Book Review: The Grating Gatsby
Summary: 2 Stars

This is the unfortunate case of the reputation making the novel, rather than the other way around. I found "the Great Gatsby" very dissapointing. Its said to be the greatest American novel of all time, yet I found it largely uninteresting and poorly written (in light of its reputation, that is). The characters are not dymanic, and the novel's apparent focus -- that the wealthy, petty, aloof inhabitants of both East and West Egg are interchangeable -- is made evident during the first chapter. The novel centers on a host of blase characters - Gatsby chief among them -- whose lavish parties are attended by strangers, and whose funerals are attended by nobody.

This is not the "Great American Novel" - actually, its far too short to qualify as a NOVEL. Novella, maybe. Limerick, more like it. only limericks are at least amusing.

Theme One: Old money, new money, the perceived difference in the have's and have more's. Whether East Egg, West Egg or Fried Egg, its nothing more than a distinction without difference. I found the same message in Dr. Seusss's story of the Sneeches - and at least that rhymed.

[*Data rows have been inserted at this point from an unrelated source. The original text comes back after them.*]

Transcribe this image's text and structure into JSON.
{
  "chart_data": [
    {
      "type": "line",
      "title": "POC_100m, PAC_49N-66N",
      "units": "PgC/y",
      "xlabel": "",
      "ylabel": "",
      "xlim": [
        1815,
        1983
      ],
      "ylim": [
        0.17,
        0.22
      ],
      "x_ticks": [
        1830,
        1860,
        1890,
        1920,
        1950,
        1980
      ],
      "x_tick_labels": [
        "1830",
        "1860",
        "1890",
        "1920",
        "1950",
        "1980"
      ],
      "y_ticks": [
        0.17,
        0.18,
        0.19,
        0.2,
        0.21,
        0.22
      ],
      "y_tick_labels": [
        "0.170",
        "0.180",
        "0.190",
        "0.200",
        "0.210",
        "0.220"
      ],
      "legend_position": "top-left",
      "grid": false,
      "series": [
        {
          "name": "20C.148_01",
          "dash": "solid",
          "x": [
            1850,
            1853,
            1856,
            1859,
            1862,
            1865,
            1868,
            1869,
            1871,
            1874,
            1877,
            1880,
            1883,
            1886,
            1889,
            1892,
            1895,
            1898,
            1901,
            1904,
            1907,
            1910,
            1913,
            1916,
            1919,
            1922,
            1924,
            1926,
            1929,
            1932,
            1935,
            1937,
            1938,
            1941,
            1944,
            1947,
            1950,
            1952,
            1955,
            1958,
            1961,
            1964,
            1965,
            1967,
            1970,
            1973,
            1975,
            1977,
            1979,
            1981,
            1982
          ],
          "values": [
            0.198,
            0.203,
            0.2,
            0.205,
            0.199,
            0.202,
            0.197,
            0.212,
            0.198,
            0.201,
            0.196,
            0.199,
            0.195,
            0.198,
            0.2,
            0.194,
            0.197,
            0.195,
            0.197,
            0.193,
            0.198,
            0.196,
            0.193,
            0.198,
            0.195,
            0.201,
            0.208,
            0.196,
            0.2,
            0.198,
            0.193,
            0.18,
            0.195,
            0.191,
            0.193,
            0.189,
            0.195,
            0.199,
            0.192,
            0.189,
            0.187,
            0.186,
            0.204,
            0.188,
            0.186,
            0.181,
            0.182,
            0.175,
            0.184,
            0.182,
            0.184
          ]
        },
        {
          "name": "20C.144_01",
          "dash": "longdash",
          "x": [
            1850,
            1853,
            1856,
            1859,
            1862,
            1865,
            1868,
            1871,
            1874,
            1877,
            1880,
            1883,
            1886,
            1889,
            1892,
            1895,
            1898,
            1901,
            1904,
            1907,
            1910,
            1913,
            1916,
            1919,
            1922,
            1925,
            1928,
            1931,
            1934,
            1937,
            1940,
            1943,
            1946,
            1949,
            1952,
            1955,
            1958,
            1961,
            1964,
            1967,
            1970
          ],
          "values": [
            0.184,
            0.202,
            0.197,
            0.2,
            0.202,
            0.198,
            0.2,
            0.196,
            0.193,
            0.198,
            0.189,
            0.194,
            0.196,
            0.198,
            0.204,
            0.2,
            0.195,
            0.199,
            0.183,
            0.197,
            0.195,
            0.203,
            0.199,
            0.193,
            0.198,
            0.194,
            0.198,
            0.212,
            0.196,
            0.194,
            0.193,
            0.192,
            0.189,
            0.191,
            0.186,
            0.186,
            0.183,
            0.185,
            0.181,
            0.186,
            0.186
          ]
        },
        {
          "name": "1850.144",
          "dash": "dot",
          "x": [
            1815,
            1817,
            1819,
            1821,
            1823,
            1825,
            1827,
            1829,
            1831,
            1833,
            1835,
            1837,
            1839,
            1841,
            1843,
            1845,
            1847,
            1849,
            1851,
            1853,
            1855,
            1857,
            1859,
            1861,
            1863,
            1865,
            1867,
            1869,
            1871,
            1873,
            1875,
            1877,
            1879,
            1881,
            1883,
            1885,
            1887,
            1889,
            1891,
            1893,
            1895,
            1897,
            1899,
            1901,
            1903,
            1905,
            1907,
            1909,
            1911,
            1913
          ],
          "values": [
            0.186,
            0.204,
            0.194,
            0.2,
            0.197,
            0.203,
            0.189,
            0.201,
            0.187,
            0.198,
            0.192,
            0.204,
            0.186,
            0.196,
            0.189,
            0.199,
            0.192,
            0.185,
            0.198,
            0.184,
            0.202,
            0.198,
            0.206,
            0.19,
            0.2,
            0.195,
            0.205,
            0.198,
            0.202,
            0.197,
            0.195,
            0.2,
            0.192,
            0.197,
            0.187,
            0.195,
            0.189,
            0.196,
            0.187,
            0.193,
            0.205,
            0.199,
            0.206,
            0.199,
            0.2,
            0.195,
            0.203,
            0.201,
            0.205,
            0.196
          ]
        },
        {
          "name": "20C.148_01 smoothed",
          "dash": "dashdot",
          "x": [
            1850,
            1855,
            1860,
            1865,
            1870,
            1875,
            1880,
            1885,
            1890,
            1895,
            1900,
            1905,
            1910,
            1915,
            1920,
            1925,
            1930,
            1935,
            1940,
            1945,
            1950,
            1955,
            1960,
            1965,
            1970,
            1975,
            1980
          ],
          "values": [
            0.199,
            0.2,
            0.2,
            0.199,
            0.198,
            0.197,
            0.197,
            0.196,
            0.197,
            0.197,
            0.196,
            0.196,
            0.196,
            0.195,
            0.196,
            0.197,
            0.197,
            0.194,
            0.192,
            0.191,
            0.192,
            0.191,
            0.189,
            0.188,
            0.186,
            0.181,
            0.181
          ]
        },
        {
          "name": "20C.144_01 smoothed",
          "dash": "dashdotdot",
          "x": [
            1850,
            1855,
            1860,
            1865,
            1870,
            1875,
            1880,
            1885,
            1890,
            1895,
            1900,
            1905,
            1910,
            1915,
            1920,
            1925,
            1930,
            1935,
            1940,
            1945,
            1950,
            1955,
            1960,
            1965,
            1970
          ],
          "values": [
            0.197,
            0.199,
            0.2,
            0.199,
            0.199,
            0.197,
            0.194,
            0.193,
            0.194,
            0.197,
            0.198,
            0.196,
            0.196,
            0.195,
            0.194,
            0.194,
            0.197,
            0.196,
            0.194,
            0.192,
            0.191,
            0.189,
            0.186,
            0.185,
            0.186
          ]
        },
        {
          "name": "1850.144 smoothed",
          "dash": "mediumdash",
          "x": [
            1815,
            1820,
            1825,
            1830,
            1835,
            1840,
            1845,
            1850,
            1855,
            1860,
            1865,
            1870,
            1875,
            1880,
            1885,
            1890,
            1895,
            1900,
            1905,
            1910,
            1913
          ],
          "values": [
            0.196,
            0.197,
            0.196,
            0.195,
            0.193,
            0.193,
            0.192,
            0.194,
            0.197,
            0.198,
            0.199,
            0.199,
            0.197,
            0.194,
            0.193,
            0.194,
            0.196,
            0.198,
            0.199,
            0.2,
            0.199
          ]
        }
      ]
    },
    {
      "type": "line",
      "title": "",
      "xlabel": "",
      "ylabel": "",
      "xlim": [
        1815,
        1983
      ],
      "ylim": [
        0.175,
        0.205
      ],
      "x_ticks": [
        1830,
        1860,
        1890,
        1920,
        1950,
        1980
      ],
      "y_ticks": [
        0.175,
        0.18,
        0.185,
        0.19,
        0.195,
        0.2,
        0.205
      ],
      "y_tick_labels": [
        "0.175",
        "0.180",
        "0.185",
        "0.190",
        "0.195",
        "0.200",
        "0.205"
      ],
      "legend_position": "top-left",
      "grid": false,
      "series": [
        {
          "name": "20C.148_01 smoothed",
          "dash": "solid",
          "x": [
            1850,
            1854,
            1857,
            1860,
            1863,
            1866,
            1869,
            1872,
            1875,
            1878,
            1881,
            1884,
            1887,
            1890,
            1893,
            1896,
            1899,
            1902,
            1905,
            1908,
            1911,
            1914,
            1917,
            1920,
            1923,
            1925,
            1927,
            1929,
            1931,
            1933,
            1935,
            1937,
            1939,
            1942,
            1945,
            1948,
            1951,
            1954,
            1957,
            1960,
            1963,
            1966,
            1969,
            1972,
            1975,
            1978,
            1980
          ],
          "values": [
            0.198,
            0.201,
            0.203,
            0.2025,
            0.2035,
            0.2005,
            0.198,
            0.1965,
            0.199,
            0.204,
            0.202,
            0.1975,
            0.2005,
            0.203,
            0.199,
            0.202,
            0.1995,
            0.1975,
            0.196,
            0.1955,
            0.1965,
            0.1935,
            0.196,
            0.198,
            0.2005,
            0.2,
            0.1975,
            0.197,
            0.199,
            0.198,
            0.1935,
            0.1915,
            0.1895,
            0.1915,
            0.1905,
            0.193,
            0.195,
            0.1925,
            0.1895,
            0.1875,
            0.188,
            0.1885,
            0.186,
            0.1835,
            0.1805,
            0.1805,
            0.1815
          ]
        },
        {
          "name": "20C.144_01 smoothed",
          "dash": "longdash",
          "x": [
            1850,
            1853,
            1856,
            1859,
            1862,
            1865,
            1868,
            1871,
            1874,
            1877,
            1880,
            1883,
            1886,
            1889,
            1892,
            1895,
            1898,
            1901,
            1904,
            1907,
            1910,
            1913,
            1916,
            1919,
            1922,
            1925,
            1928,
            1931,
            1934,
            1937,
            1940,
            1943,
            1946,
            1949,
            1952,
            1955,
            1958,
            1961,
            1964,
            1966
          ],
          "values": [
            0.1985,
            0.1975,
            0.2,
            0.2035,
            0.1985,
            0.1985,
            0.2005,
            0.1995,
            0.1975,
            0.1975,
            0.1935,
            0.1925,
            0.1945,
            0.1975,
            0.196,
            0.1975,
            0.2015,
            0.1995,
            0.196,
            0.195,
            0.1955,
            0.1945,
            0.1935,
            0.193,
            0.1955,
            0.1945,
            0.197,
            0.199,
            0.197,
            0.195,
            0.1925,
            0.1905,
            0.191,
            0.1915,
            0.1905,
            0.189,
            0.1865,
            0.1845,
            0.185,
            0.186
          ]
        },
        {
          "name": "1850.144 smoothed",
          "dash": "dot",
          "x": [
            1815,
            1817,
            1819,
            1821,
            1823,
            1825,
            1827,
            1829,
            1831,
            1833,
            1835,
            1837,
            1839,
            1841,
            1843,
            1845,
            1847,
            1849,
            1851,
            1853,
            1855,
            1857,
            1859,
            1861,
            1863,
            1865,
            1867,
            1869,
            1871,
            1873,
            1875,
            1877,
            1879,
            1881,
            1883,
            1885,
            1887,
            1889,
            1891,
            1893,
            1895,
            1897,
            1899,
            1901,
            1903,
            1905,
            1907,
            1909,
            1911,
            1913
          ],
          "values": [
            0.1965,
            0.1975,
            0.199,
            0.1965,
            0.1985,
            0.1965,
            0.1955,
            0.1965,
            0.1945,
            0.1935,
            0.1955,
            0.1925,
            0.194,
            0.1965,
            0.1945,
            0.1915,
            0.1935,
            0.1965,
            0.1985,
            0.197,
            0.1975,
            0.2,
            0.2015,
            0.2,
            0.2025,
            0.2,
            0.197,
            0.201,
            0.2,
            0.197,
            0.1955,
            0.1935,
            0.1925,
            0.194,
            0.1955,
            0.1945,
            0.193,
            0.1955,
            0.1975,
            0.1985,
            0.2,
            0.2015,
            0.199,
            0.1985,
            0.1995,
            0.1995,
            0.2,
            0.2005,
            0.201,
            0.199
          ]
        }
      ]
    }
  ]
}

Theme 2: You can't escape the past. Thanks, Nostradummy. The past repeats itself. Much like Fitzgerald's tired themes and characters.

Theme 3: Love = jealousy. There is no great romance here. This much is evident when Gatsby admits to Daisy that it is not her love that he desires, but for to have loved no other, even in the past. The much-lauded green light at the end of the dock? Just another symbol of petty jealousy, not the sign of "hope" as some commentators believe.

But is not the bland characters that make this novel unworthy of its reputation; it is the fact that the characters are fully fleshed out by page 20, and remain static throughout the remainder of the novel. Read Dr. Seuss instead. You'll read the same themes in the same amount of time, and if you're going to write on the level of a 6-year-old, you may as well do it intentionally.

Book Review: Gatsby, The Great Lie
Summary: 4 Stars

Personally this is the second time I have read The Great Gatsby, the first time in college and now 20 plus years later. I had remembered the main storyline but had forgotten what a good read the book can be. Fitzgerald provides a nicely written, not overly long or multifaceted story that is full of complexity and insight into America in the 1920s (and in some ways today).

Everyone's life in the story seems to be based on or involves a lie (Tom and Daisy in their marriage, Daisy in her role in the death of Myrtle, Jordon's success in her profession, Myrtle and Wilson in their marriage, Meyer Wolfsheim's notoriety, and of course Gatsby in his whole being). Even Myrtle's sister Catherine, a minor character, lies when arriving at the site of her sister's death. All of these lies exist under the ever vigilant eyes of Dr. T. J. Eckleburg, though no one seems to have any reservation about being watched. Nick, our narrator, claims he is one of the few honest people he has ever known. Yet he is complacent and allows the lies to occur and, in some cases, is an actual accomplice in the carrying forth of many of the lies. Does this make him a liar, or worse.

Though ultimately a story, or statement, about 1920's America the story contains a timeless theme, true wealth can correct a lot of wrongs. Tom and Daisy left a horrible trail behind them. Their wealth will allow them to move forward with little to no impact. While many of the others are not poor they lack the means, financially and mentally, to move forward the way Toms and Daisy's wealth allows them to do.

Was Jay Gatsby great as supposed in the title, I don't know. Nick seemed to have been converted to believing so at the end after despising him earlier. Better than the whole lot he states. But can some who is completely a fabrication be great? The obvious answer is yes as we have seen it through the ages but I don't know about Gatsby.

Enjoy the book. It's a great read that has multiple layers.